Jesús alcanza la humillación completa con la "muerte en la cruz". Se trata de la peor de las muertes, la destinada a los esclavos y a los delincuentes. Jesús era considerado un profeta, pero muere como un delincuente. Mirando a Jesús en su pasión, vemos como en un espejo también el sufrimiento de toda la humanidad y encontramos la respuesta divina al misterio del mal, del dolor, de la muerte. Muchas veces sentimos horror por el mal y el dolor que nos rodea y nos preguntamos: '¿Por qué Dios permite esto?'. Es una herida profunda para nosotros ver el sufrimiento y la muerte, ¡especialmente la de los inocentes! Cuando vemos sufrir a los niños, es una herida en el corazón, el misterio del mal, y Jesús toma todo este mal, todo este sufrimiento sobre sí. Esta semana nos hará bien a todos nosotros mirar el crucifijo, besar las llagas de Jesús, besarlas en el crucifijo. Él ha tomado sobre sí el sufrimiento humano, se ha endosado todo ese sufrimiento.

Nosotros creemos que Dios en su omnipotencia derrote la injusticia, el mal, el pecado y el sufrimiento con una triunfante victoria divina. Dios nos muestra en cambio una humilde victoria que humanamente parece un fracaso. Y podemos decir:'¡Dios vence precisamente en la derrota!' El Hijo de Dios, de hecho, aparece en la cruz como un hombre derrotado: padece, es traicionado, es insultado y finalmente muere. Jesús permite que el mal se encarnice con él y lo toma sobre sí mismo para vencerlo. Su pasión no es un accidente; su muerte -esa muerte- estaba "escrita". Verdaderamente no tenemos mucha explicación. Es un misterio desconcertante, el misterio de la gran humildad de Dios: "Dios amó tanto al mundo que le entregó a su Hijo unigénito" (Jn 3, 16).

Esta semana pensemos mucho en el dolor de Jesús y digámonos a nosotros mismos: 'Y esto es por mí, aunque yo hubiera sido la única persona en el mundo, él lo habría hecho, lo ha hecho por mí'. Besemos al crucificado y digamos: 'Por mí, gracias Jesús, por mí'.

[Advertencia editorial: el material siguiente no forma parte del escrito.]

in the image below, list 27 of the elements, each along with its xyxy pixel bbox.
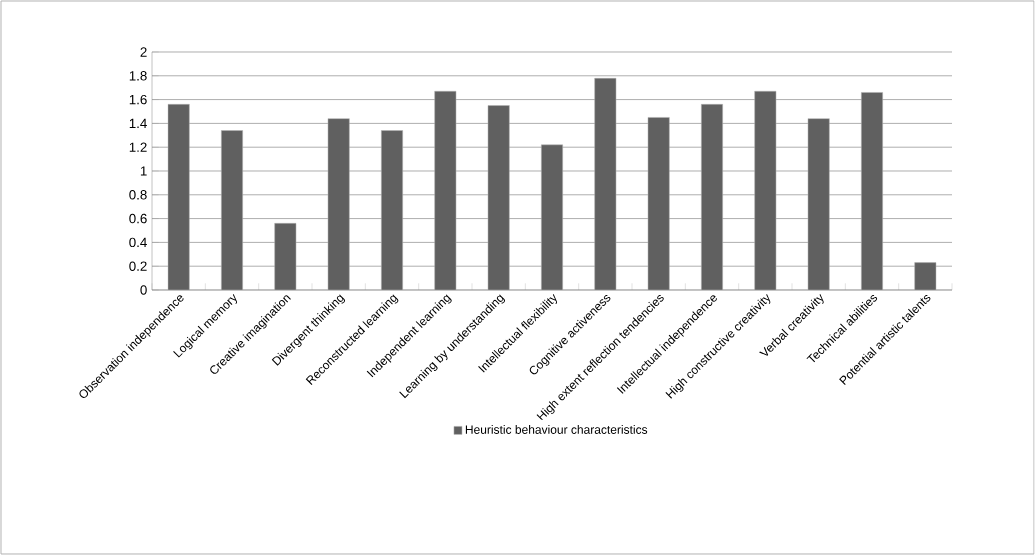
y-tick-label: 1 (140, 166, 147, 176)
bar (434, 90, 457, 290)
bar (541, 144, 563, 290)
y-tick-label: 2 (140, 47, 147, 57)
y-tick-label: 0.6 (129, 213, 147, 224)
bar (914, 262, 937, 290)
y-tick-label: 0.2 (129, 261, 147, 271)
bar (381, 130, 403, 290)
y-tick-label: 1.8 (129, 71, 147, 81)
y-tick-label: 0.4 (129, 237, 147, 248)
bar (274, 223, 297, 290)
y-tick-label: 0.8 (129, 190, 147, 200)
bar (221, 130, 243, 290)
bar (594, 77, 617, 290)
bar (167, 104, 190, 290)
bar (861, 92, 883, 290)
y-tick-label: 1.2 (129, 142, 147, 152)
legend-label: Heuristic behaviour characteristics (465, 425, 648, 434)
bar (701, 104, 723, 290)
y-tick-label: 1.4 (129, 118, 147, 128)
bar (754, 90, 777, 290)
y-tick-label: 1.6 (129, 94, 147, 105)
bar (327, 118, 350, 290)
y-tick-label: 0 (140, 285, 147, 295)
bar (647, 117, 670, 290)
bar (807, 118, 830, 290)
bar (487, 105, 510, 290)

Y cuando todo parece perdido, cuando ya no queda nadie porque golpearán "al pastor y se dispersarán las ovejas del rebaño" (Mt 26, 31), es entonces cuando interviene Dios con el poder de la resurrección. La resurrección de Jesús no es el final feliz de un bonito cuento, no es el "happy end" de una película, sino la intervención de Dios Padre, y es allí donde se funda la esperanza humana. En el momento en el que todo parece perdido, en el momento del dolor en el que tantas personas sienten como la necesidad de bajar de la cruz, es el momento más cercano a la resurrección. La noche se hace más oscura precisamente antes de que empiece la mañana, antes de que empiece la luz. En el momento más oscuro interviene Dios y resucita.

Jesús, que ha elegido pasar por este camino, nos llama a seguirlo en su mismo camino de humillación. Cuando en ciertos momentos de la vida no encontramos ninguna vía de escape a nuestras dificultades, cuando nos hundimos en la oscuridad más espesa, es el momento de nuestra humillación y despojo total, la hora en la que experimentamos que somos frágiles y pecadores. Es precisamente entonces, en ese momento, que no debemos enmascarar nuestro fracaso, sino abrirnos confiados a la esperanza en Dios, como hizo Jesús.

Queridos hermanos y hermanas, esta semana nos hará bien tomar el crucifijo en la mano y besarlo muchas veces, y decir: 'Gracias Jesús, gracias Señor'. Así sea.